Die Insolvenzen und Skandale der 90-er Jahre haben den deutschen Gesetzgeber dazu veranlasst, 1998 das Gesetz zur Kontrolle und Transparenz im Unternehmensbereich (kurz KonTraG) zu verabschieden. Mit dem KonTraG wurde der Grundstein für ein systematisches Risikomanagement in Deutschland gelegt. Natürlich wurden Risiken auch schon vorher erfasst und bewertet, doch die Einführung von umfassenden Risikomanagement-Systemen hat seitdem eine ganz neue Bedeutung bekommen.
Obwohl ursprünglich nur für größere, börsennotierte Aktiengesellschaften gedacht, hatte das KonTraG schnell eine Ausstrahlungswirkung auf andere Rechtsformen und damit auch auf mittelständische Unternehmen. Mittlerweile kommt kaum ein Unternehmen mehr an einer systematischen Erfassung, Bewertung und Berichterstattung der Unternehmensrisiken vorbei. Diese Entwicklung dauert jetzt seit über 20 Jahren an und wurde durch weitere Gesetze und Empfehlungen verstärkt.

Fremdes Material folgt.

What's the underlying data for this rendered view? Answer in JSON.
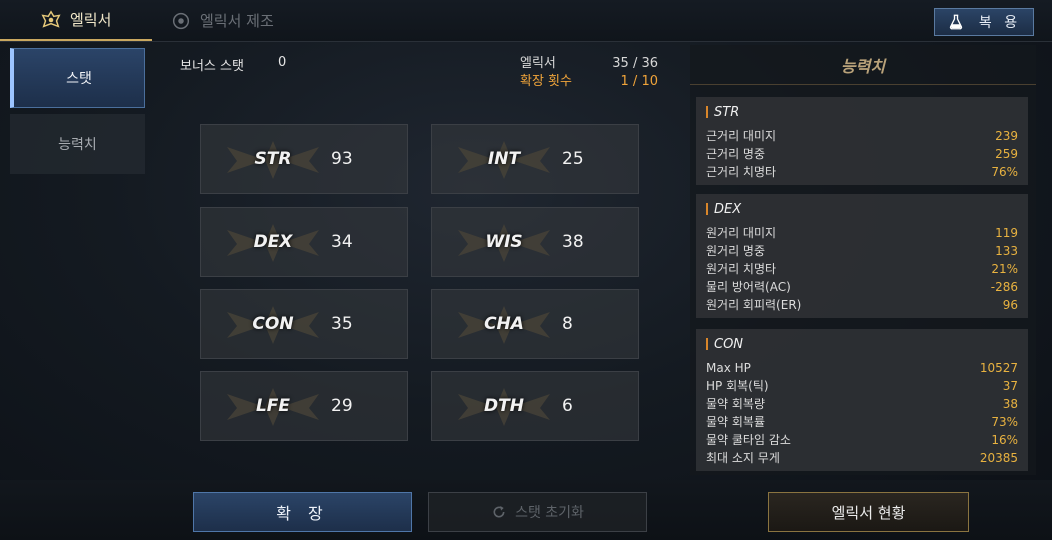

Ergänzt wird das KonTraG insbesondere durch Gesetze, die zwar primär den Finanzsektor betreffen, die aber aufgrund ihrer Anforderungen zur Kreditvergabe u.ä. ebenfalls Auswirkungen auf die deutsche Unternehmenslandschaft und deren Umgang mit unternehmensspezifischen Risiken haben: die Rede ist von Basel I bis III, den MaRisk für Banken und Investmentgesellschaften sowie Solvency II.

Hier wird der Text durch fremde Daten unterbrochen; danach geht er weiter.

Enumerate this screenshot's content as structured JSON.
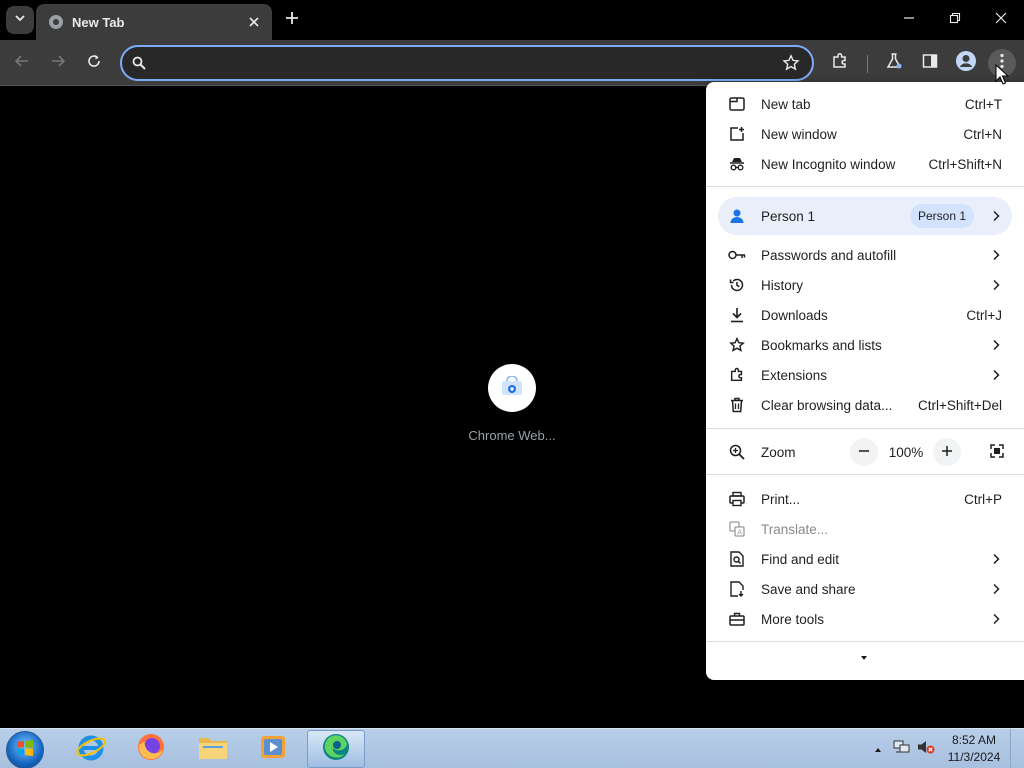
{
  "browser": {
    "tab": {
      "title": "New Tab"
    },
    "omnibox": {
      "value": "",
      "placeholder": ""
    }
  },
  "page": {
    "shortcut": {
      "label": "Chrome Web..."
    }
  },
  "menu": {
    "items_top": [
      {
        "label": "New tab",
        "accel": "Ctrl+T"
      },
      {
        "label": "New window",
        "accel": "Ctrl+N"
      },
      {
        "label": "New Incognito window",
        "accel": "Ctrl+Shift+N"
      }
    ],
    "person": {
      "label": "Person 1",
      "chip": "Person 1"
    },
    "items_mid": [
      {
        "label": "Passwords and autofill",
        "accel": ""
      },
      {
        "label": "History",
        "accel": ""
      },
      {
        "label": "Downloads",
        "accel": "Ctrl+J"
      },
      {
        "label": "Bookmarks and lists",
        "accel": ""
      },
      {
        "label": "Extensions",
        "accel": ""
      },
      {
        "label": "Clear browsing data...",
        "accel": "Ctrl+Shift+Del"
      }
    ],
    "zoom": {
      "label": "Zoom",
      "value": "100%"
    },
    "items_bottom": [
      {
        "label": "Print...",
        "accel": "Ctrl+P"
      },
      {
        "label": "Translate...",
        "accel": ""
      },
      {
        "label": "Find and edit",
        "accel": ""
      },
      {
        "label": "Save and share",
        "accel": ""
      },
      {
        "label": "More tools",
        "accel": ""
      }
    ]
  },
  "taskbar": {
    "clock": {
      "time": "8:52 AM",
      "date": "11/3/2024"
    }
  },
  "colors": {
    "omnibox_focus": "#7cacf8",
    "toolbar": "#3c3c3c",
    "menu_bg": "#ffffff",
    "person_highlight": "#e8effa"
  }
}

Gesetzliche Vorschriften und Empfehlungen zum Thema Risikomanagement
Bereits 1988 wird mit Basel I eine weltweit einheitliche Regelung der Eigenkapitalquote von Banken verabschiedet. Demnach ist die Kreditvergabe einer Bank abhängig von deren Eigenkapitalquote. Ziel war es, eine angemessene Eigenkapitalausstattung bei den Banken zu erreichen und international vergleichbarer Wettbewerbsbedingungen zur Kreditvergabe zu schaffen. Die Regelungen von Basel II, die in der EU seit 2007 gelten, verknüpfen diese regulatorischen Eigenkapitalanforderungen noch stärker mit den tatsächlichen Risiken, die die Bank eingeht und berücksichtigen zudem weitere Risikoarten. Seit Januar 2019 wurden mit Basel III die Bestimmungen zur Eigenkapitalbasis von Banken und die für diesen Bereich geltenden Liquiditätsvorschriften deutlich verschärft und durch weitere Regelungen ergänzt.

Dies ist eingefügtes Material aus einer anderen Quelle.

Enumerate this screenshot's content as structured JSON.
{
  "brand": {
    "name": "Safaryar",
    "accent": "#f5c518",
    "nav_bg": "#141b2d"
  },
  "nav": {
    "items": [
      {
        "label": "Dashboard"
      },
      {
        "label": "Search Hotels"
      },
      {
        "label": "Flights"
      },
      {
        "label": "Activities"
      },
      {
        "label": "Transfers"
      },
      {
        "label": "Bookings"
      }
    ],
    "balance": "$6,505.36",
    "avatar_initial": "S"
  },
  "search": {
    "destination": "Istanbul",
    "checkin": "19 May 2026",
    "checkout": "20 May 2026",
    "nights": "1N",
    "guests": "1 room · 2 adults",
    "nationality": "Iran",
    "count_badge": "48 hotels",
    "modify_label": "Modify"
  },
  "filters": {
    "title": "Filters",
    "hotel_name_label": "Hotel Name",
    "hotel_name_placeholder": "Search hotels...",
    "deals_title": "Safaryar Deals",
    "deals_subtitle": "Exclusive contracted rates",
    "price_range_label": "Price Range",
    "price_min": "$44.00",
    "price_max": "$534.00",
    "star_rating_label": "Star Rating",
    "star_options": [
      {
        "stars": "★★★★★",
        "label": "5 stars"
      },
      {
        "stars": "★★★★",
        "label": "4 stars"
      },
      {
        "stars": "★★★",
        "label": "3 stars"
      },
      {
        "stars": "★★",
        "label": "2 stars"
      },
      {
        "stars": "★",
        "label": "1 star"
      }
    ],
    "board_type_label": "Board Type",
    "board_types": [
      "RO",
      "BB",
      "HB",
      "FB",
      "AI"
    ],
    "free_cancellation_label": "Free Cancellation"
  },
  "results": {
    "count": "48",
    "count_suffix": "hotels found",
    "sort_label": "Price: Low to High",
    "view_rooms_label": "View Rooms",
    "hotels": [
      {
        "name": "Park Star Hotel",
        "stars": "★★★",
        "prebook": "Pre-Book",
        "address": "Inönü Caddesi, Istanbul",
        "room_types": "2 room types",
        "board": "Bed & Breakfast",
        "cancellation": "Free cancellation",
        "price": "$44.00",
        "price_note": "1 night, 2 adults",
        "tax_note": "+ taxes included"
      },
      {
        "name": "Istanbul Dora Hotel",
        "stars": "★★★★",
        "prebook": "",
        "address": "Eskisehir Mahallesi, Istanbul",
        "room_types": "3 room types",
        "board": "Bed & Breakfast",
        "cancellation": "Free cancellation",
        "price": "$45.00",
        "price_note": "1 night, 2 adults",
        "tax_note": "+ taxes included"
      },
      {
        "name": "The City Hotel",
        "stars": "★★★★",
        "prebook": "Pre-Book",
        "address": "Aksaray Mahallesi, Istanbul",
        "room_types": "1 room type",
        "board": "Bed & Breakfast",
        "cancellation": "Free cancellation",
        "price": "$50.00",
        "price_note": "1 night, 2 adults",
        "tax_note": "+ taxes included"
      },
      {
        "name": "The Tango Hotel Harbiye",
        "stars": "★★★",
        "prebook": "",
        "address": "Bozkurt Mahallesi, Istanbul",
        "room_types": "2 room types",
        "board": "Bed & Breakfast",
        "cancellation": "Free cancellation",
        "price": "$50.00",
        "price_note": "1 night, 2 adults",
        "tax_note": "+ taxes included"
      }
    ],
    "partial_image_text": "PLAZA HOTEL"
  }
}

Seit 2016 gelten für die Versicherungsbranche mit Solvency II ähnliche Vorschriften. Das auf drei Säulen basierende Modell legt die Anforderungen hinsichtlich Eigenmittelausstattung, Risikobetrachtung und Berichterstattung fest. Für 2020 ist eine Überarbeitung vorgesehen.
Solvency II löst auch die Bestimmungen der MaRisk (VA) für die Versicherungsunternehmen ab, die seit 2009 für diese Branche maßgeblich waren.
Konkretisiert werden die Anforderungen von Basel I bis III sowie von Solvency II durch die “Mindestanforderungen an das Risikomanagement (MaRisk)” für Banken (BA). Erstmalig in 2005 verabschiedet, gilt mittlerweile für Banken die überarbeitete Version der MaRisk (BA) aus 2013 mit den Umsetzungsanleitungen aus 2017.
Es handelt sich hierbei um Verwaltungsanweisungen der Bundesanstalt für Finanzdienstleistungsaufsicht (BaFin) für die Ausgestaltung des Risikomanagements in den jeweiligen Instituten bzw. Gesellschaften, deren Einhaltung zudem im Rahmen der Jahresabschlussprüfungen geprüft wird.
Im Kern ähnlich zur MaRisk (BA) regelt die InvMaRisk das Risikomanagement von Investmentgesellschaften mit ihren spezifischen Geschäfts-Aktivitäten.
2009 überführt das Bilanzrechtsmodernisierungsgesetz (BilMoG) die Anforderungen der 8. EU-Richtlinie in nationales Recht. Durch die Richtlinie soll europaweit das Vertrauen der Öffentlichkeit in die Arbeit des Jahresabschlussprüfers gestärkt werden. Explizit wird darin auch eine Überwachung der Wirksamkeit des internen Risikomanagementsystems, des internen Kontrollsystems und der internen Revision festgelegt.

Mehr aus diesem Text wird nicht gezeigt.